Set back approximately a mile from
Route 35, the Shadowbrook features sprawling grounds and gardens.
The classic Georgian mansion, which is filled with handsome
wood trim, and a dazzling array of antiques, contains several
different rooms capable of handling parties of all sizes as
well as a top-notch restaurant.
Although the menu is rather limited
- all told only about 16 entrees are available - the high quality,
impeccable service and delightful ambience make an evening spent
here one that will long be remembered.
On a recent Saturday, we arrived
and were told that there would be some delay before we could
be seated. The apologetic hostess immediately offered us a complementary
cocktail - an offer she repeated twice more while we waited
and pleasantly whiled away the time in one of the air-conditioned
garden rooms.
When we were finally seated, we
found ourselves in an intimate - only five tables had been set
- greenhouse room on the second floor.
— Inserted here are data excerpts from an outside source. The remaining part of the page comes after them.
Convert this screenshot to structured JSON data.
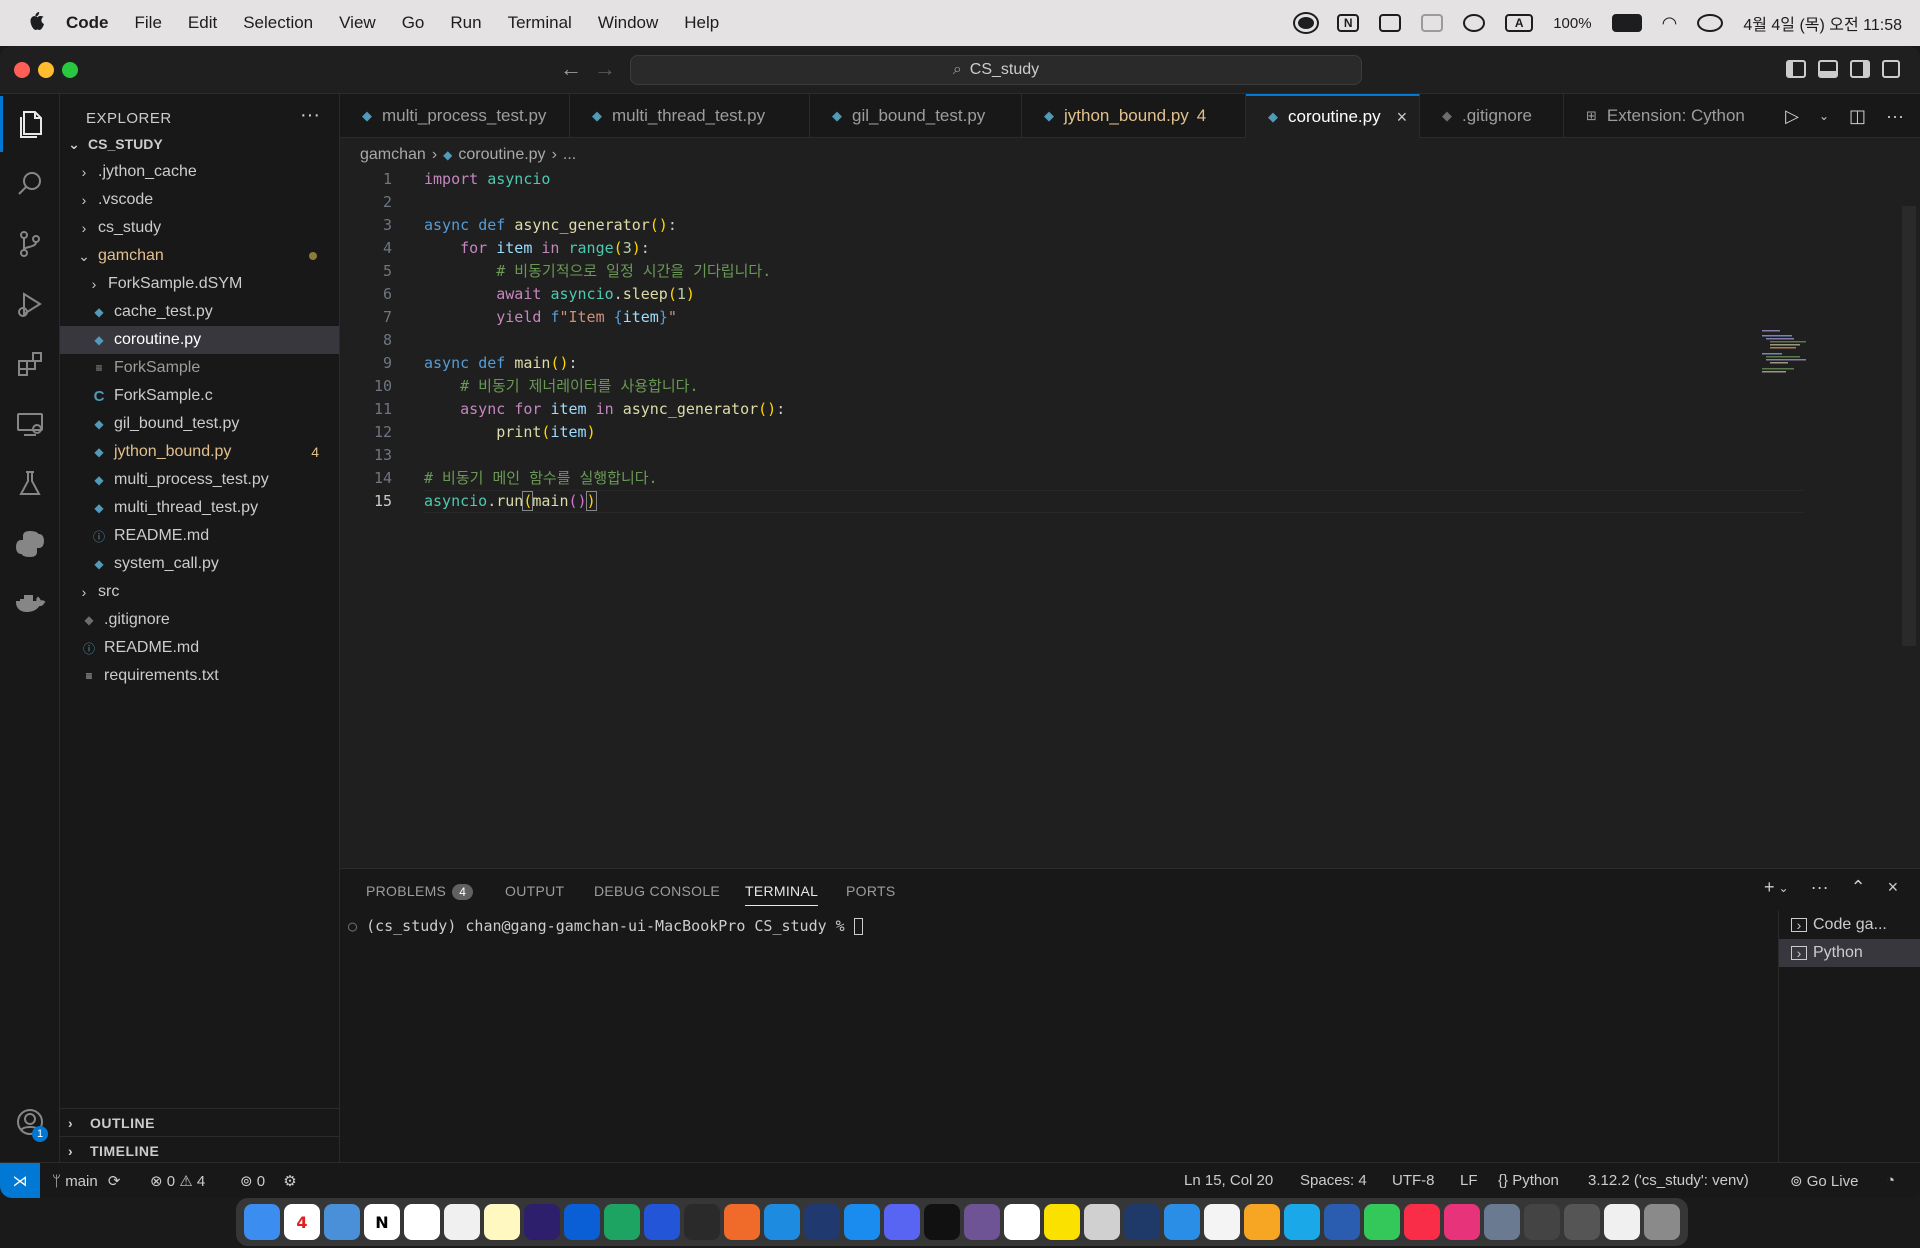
{
  "menubar": {
    "app": "Code",
    "items": [
      "File",
      "Edit",
      "Selection",
      "View",
      "Go",
      "Run",
      "Terminal",
      "Window",
      "Help"
    ],
    "battery": "100%",
    "datetime": "4월 4일 (목) 오전 11:58"
  },
  "titlebar": {
    "search": "CS_study"
  },
  "explorer": {
    "header": "EXPLORER",
    "root": "CS_STUDY",
    "items": [
      {
        "label": ".jython_cache"
      },
      {
        "label": ".vscode"
      },
      {
        "label": "cs_study"
      },
      {
        "label": "gamchan"
      },
      {
        "label": "ForkSample.dSYM"
      },
      {
        "label": "cache_test.py"
      },
      {
        "label": "coroutine.py"
      },
      {
        "label": "ForkSample"
      },
      {
        "label": "ForkSample.c",
        "icon": "C"
      },
      {
        "label": "gil_bound_test.py"
      },
      {
        "label": "jython_bound.py",
        "badge": "4"
      },
      {
        "label": "multi_process_test.py"
      },
      {
        "label": "multi_thread_test.py"
      },
      {
        "label": "README.md"
      },
      {
        "label": "system_call.py"
      },
      {
        "label": "src"
      },
      {
        "label": ".gitignore"
      },
      {
        "label": "README.md"
      },
      {
        "label": "requirements.txt"
      }
    ],
    "outline": "OUTLINE",
    "timeline": "TIMELINE",
    "accounts_badge": "1"
  },
  "tabs": [
    {
      "label": "multi_process_test.py"
    },
    {
      "label": "multi_thread_test.py"
    },
    {
      "label": "gil_bound_test.py"
    },
    {
      "label": "jython_bound.py",
      "count": "4"
    },
    {
      "label": "coroutine.py"
    },
    {
      "label": ".gitignore"
    },
    {
      "label": "Extension: Cython"
    }
  ],
  "breadcrumb": {
    "folder": "gamchan",
    "file": "coroutine.py",
    "more": "..."
  },
  "editor": {
    "line_numbers": [
      "1",
      "2",
      "3",
      "4",
      "5",
      "6",
      "7",
      "8",
      "9",
      "10",
      "11",
      "12",
      "13",
      "14",
      "15"
    ],
    "current_line": 15
  },
  "panel": {
    "tabs": [
      "PROBLEMS",
      "OUTPUT",
      "DEBUG CONSOLE",
      "TERMINAL",
      "PORTS"
    ],
    "problems_count": "4",
    "terminal_prompt": "(cs_study) chan@gang-gamchan-ui-MacBookPro CS_study % ",
    "terminals": [
      "Code ga...",
      "Python"
    ]
  },
  "status": {
    "branch": "main",
    "errors": "0",
    "warnings": "4",
    "ports": "0",
    "position": "Ln 15, Col 20",
    "spaces": "Spaces: 4",
    "encoding": "UTF-8",
    "eol": "LF",
    "language": "Python",
    "interpreter": "3.12.2 ('cs_study': venv)",
    "golive": "Go Live"
  },
  "dock": {
    "calendar_day": "4"
  },
  "colors": {
    "accent": "#0078d4",
    "keyword": "#569cd6",
    "control": "#c586c0",
    "function": "#dcdcaa",
    "comment": "#6a9955"
  }
}
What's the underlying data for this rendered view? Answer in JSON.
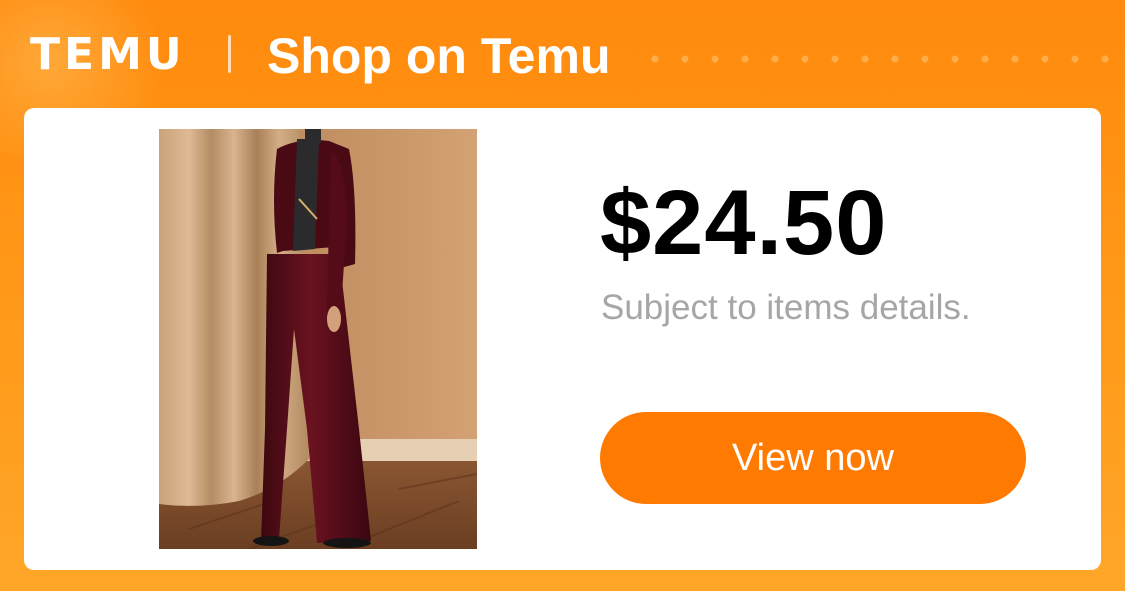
{
  "header": {
    "logo_text": "TEMU",
    "title": "Shop on Temu"
  },
  "product": {
    "image_alt": "Woman wearing burgundy velvet jacket and wide-leg trousers",
    "price": "$24.50",
    "subtext": "Subject to items details.",
    "cta_label": "View now"
  },
  "colors": {
    "brand_orange": "#FF8A0D",
    "button_orange": "#FF7A00",
    "price_text": "#000000",
    "subtext_gray": "#A6A6A6"
  }
}
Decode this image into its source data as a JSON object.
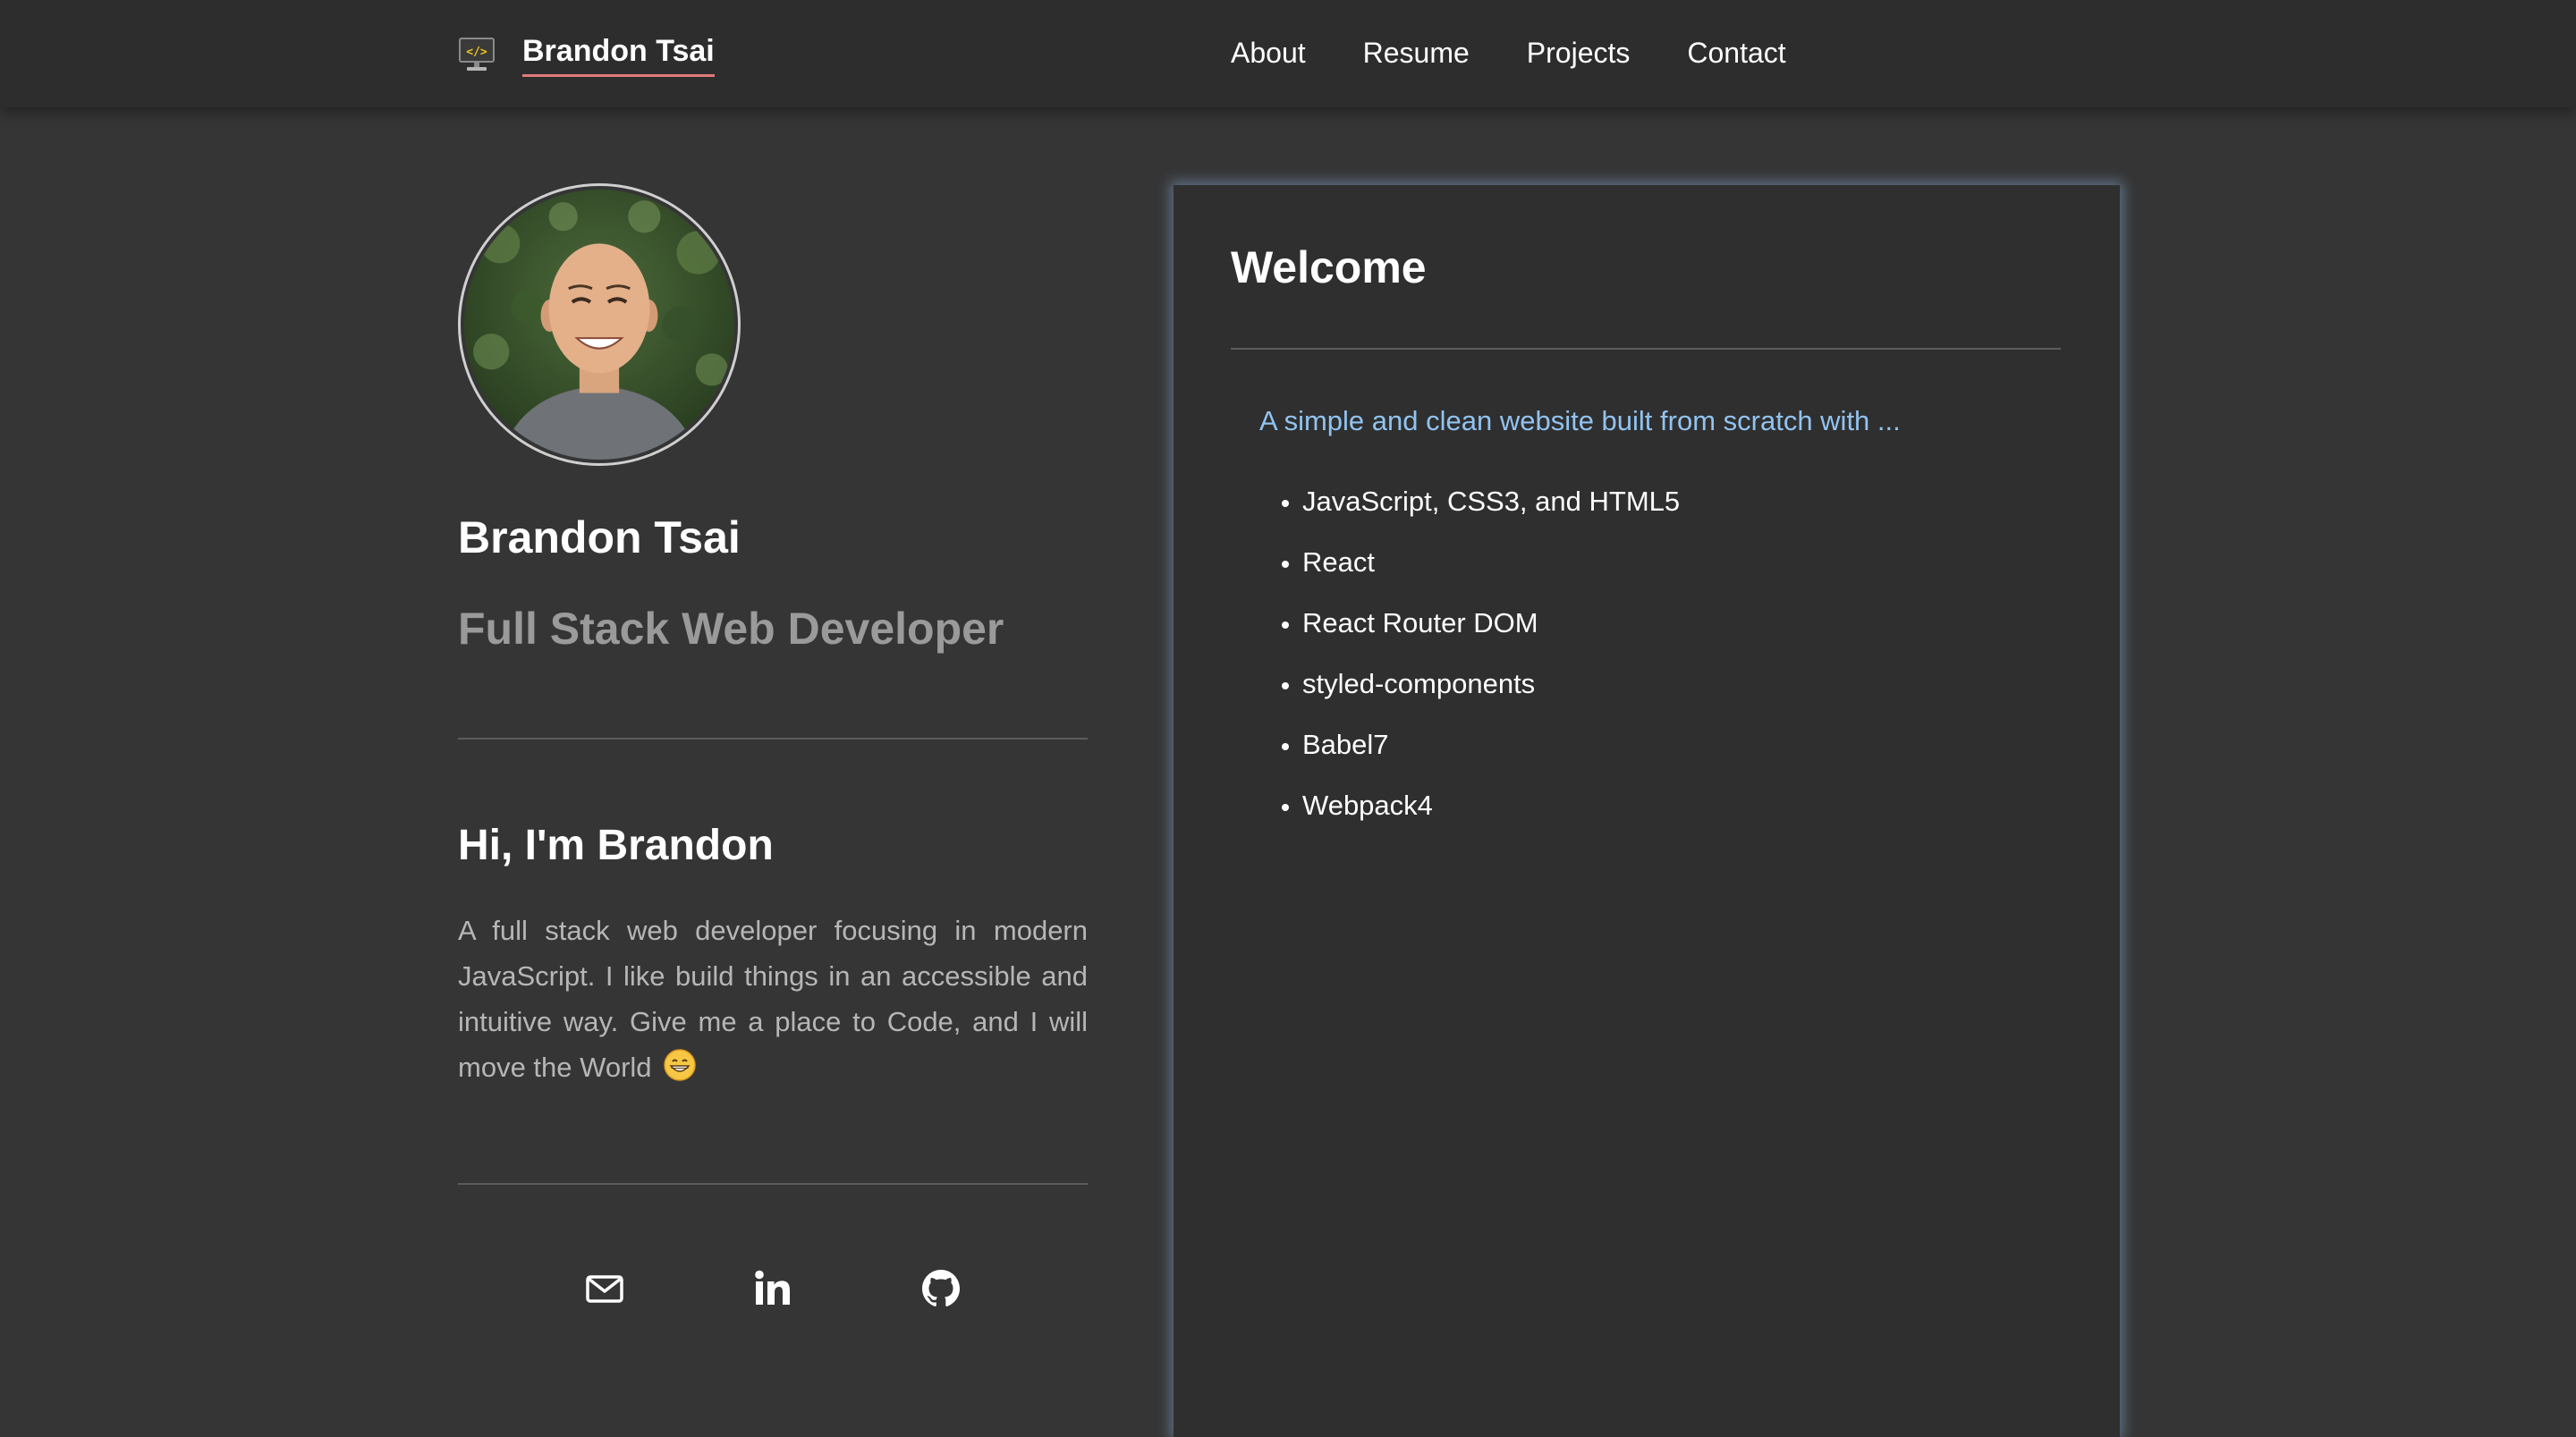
{
  "nav": {
    "brand_name": "Brandon Tsai",
    "brand_logo_icon": "code-monitor-icon",
    "links": [
      {
        "label": "About"
      },
      {
        "label": "Resume"
      },
      {
        "label": "Projects"
      },
      {
        "label": "Contact"
      }
    ],
    "brand_underline_color": "#e07a7a"
  },
  "profile": {
    "avatar_icon": "profile-photo",
    "name": "Brandon Tsai",
    "title": "Full Stack Web Developer",
    "greeting": "Hi, I'm Brandon",
    "bio": "A full stack web developer focusing in modern JavaScript. I like build things in an accessible and intuitive way. Give me a place to Code, and I will move the World",
    "bio_emoji_icon": "grinning-face-emoji",
    "socials": [
      {
        "icon": "email-icon"
      },
      {
        "icon": "linkedin-icon"
      },
      {
        "icon": "github-icon"
      }
    ]
  },
  "welcome": {
    "title": "Welcome",
    "intro": "A simple and clean website built from scratch with ...",
    "stack": [
      "JavaScript, CSS3, and HTML5",
      "React",
      "React Router DOM",
      "styled-components",
      "Babel7",
      "Webpack4"
    ],
    "intro_color": "#91c3f0",
    "card_glow_color": "#92bae6"
  },
  "colors": {
    "background": "#353535",
    "navbar": "#2d2d2d",
    "card": "#2f2f2f",
    "muted_text": "#9a9a9a"
  }
}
Those looking for romance
would be hard-pressed to find a more delightful setting.
From the appetizers, we selected
the escargots and the prosciutto and melon, both of which get
high marks. Soup lovers might also want to order a tureen of
French onion soup that comes topped with generous helping of
melted cheese. The hearty stock was neither overpowering nor
salty - the two most common flaws with onion soup.
Prior to serving the entrees, our
waiter offered a small sorbet cone to cleanse the palate.
For our main courses, we selected
the rack of baby lamb ribs and the "Steak and Tail".
Both the food and the manner of presentation are commendable.
The lamb, which had been rubbed
with just a hint of garlic and salt, had the final preparations
performed at our table where it was warmed and carved. Cooked
to perfection, the delicate flavor of the tender meat was not
overshadowed by the spices but rather enhanced. The platter
arrived garnished with asparagus spears , artichoke hearts,
mushroom caps and a baked tomato.
The "Steak and Tail" brought
an 8-ounce South African rock lobster tail that was melt-in-your-mouth
delicous as well as a perfectly cooked piece of filet mignon.
All dinners are served with a salad, potato and vegetable.
Dessert at the Shadowbrook is another
adventure. After the cart is wheeled to the table, diners can
select from a dozen different desserts. We opted for the chocolate
torte and the delightfully out-of-season eggnog cheese cake.
For those with a sweet tooth, this
could be a trouble spot because, as our waiter informed us,
diners can mix desserts and thus sample more than one.
Although The Shadowbrook is not
inexpensive, dinner for two with appetizers, entrees and desserts
with beverages but without drinks or wine came to $97.50, the
quality more than offsets the prices.
Upon leaving we learned that
three different parties were being held that evening, yet the
relaxed yet attentive service to the individual diners had been
exemplary throughout the evening. So if you have a special occasion
coming up, you might want to consider taking a drive to New
Jersey for a delightful change of pace.